EDIT 1: The problem disappears when using typedefs (as is recommended), like so:
int main() {
typedef int (*int2int)(int);
typedef int2int (*bool2_int2int)(bool);
bool2_int2int foo;
foo = baz;
}
EDIT 2: The compiler, of course, was right. The problem with my original code, as many pointed out, is that foo in main() is a declaration of a function, and not a function pointer. The error in the assignment was therefore not conflicting types but assigning to a function, which is not possible. The correct code is:
#include <stdlib.h>
int inc(int i) { return i+1; } // int→int, like abs()
// baz is bool→(int→int)
int (*baz(bool b))(int) { return b ? &abs : &inc; }
int main() {
int (*(*foo)(bool))(int); // foo is &(bool→(int→int))
foo = &baz;
}
The code is in fact wrong. The problem is that this line:
int (*foo(bool))(int); // foo is &(bool→(int→int))

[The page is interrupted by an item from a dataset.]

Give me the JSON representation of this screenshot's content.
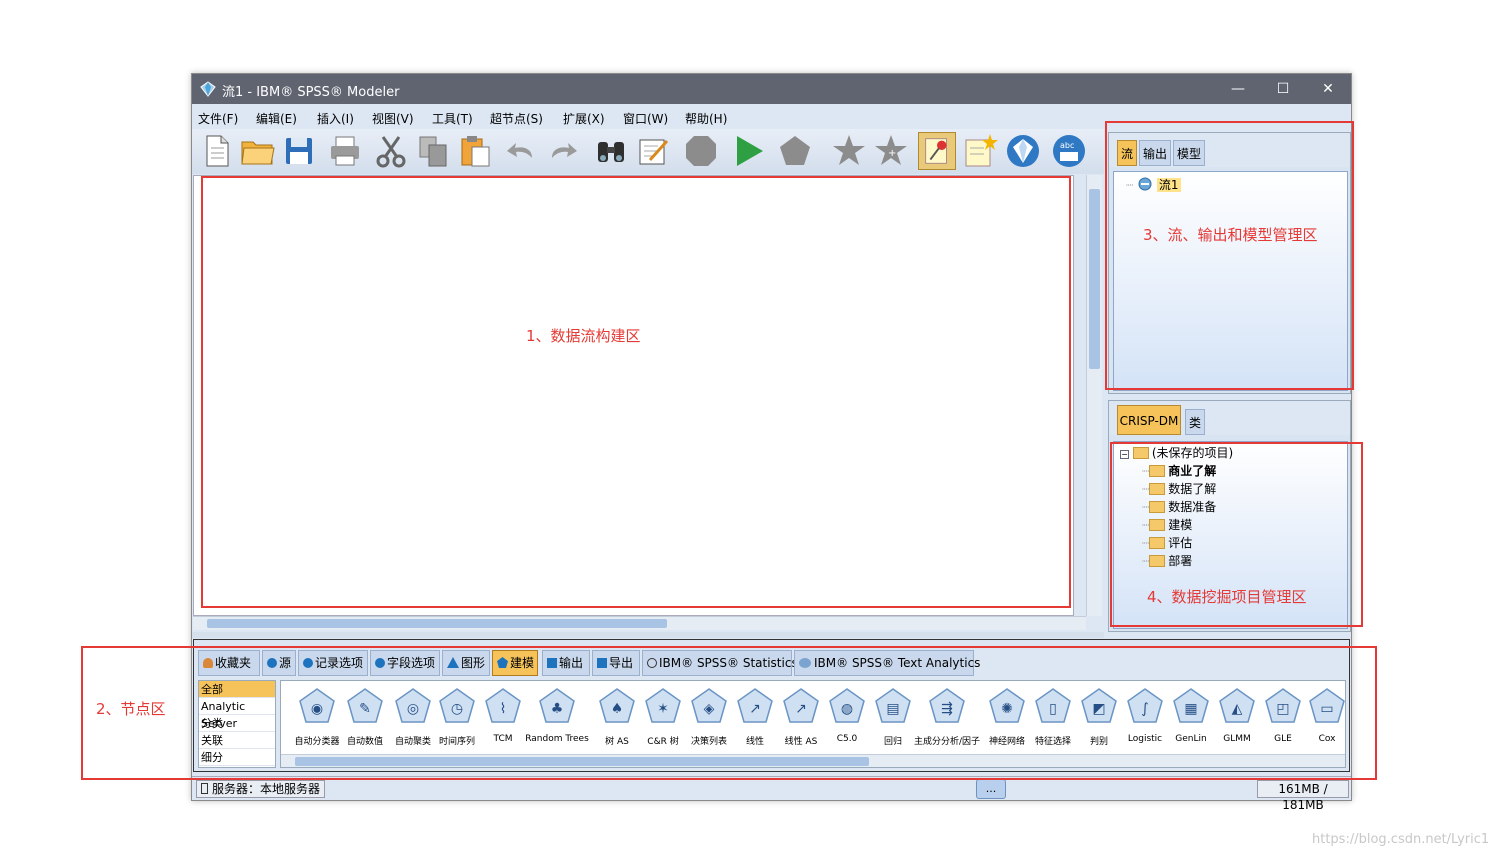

... doesn't mean what you think it means. It's interpreted as a declaration of a function named "foo". That makes perfect sense. Think about it - if you had wanted to forward declare "baz", you would have put int (*baz(bool))(int); , right? Also, since baz is a function which returns a function pointer, and foo is a pointer to a function which returns a function pointer, wouldn't you expect the syntax to be more complicated?
You declared foo as a function of the same type as baz, rather than as a pointer to a function of same type as baz.
From your compiler, the first error message is the useful one - it tells you assignment of function, i.e. you have tried to assign to a function, which is an error.
I'm not even going to try to write the correct solution without typedefs :-) Here's some code which compiles and I think is right, using typedefs:
#include <stdlib.h>
#include <stdbool.h>
typedef int(*IntReturnsInt)(int);
int inc(int i) { return i+1; }
IntReturnsInt baz(bool b) { return b ? &abs : &inc; }
int main() {
IntReturnsInt (*foo)(bool b);
foo = baz;
}
In this example the double-function-pointer concept is a bit clearer - IntReturnsInt is a function pointer type and foo is a pointer to a function which returns IntReturnsInt... phew :-)
This is a function declaration.
int (*foo(bool))(int);
If you wanted to declare a function pointer, you should do:
int (*(*foo)(bool))(int);
It's difficult to be sure, but I think this is closer to the OP's intent:
// baz is a function returning a pointer to a function
int (*baz(bool b))(int) { return b ? &abs : &inc; }
int main() {
// foo is a pointer to a function
int (*foo)(int) ;
foo = baz(true); // Now foo is equal to &abs
}
you cannot assign to function type (int (*foo(bool))(int);), you need to use pointer to function
int (*(*foo)(bool))(int);
foo = &baz;
#include <stdlib.h>
#include <stdbool.h>
int inc(int i) { return i+1; } // int→int, like abs()
// baz is bool→(int→int)
int (*baz(bool b))(int) { return b ? &abs : &inc; }
int main() {
int (*(*foo)(bool))(int); // foo is &(bool→(int→int))
foo = baz;
return 0;
}
So there were a few side-issues clouding the core issue. Your "bool" was being interpreted as a default-int untyped parameter because the actual built-in is _Bool, humanized by the previously-missing #include <stdbool.h>. The lack of a pointer declaration for the object on the stack was confounding its ability to conform to the type of the real function object in static memory just above.
Once I included <stdbool.h>, the error shifted to "lvalue required" complaint, because there was only a function declaration and not a pointer object. The code above will compile with no warnings or errors.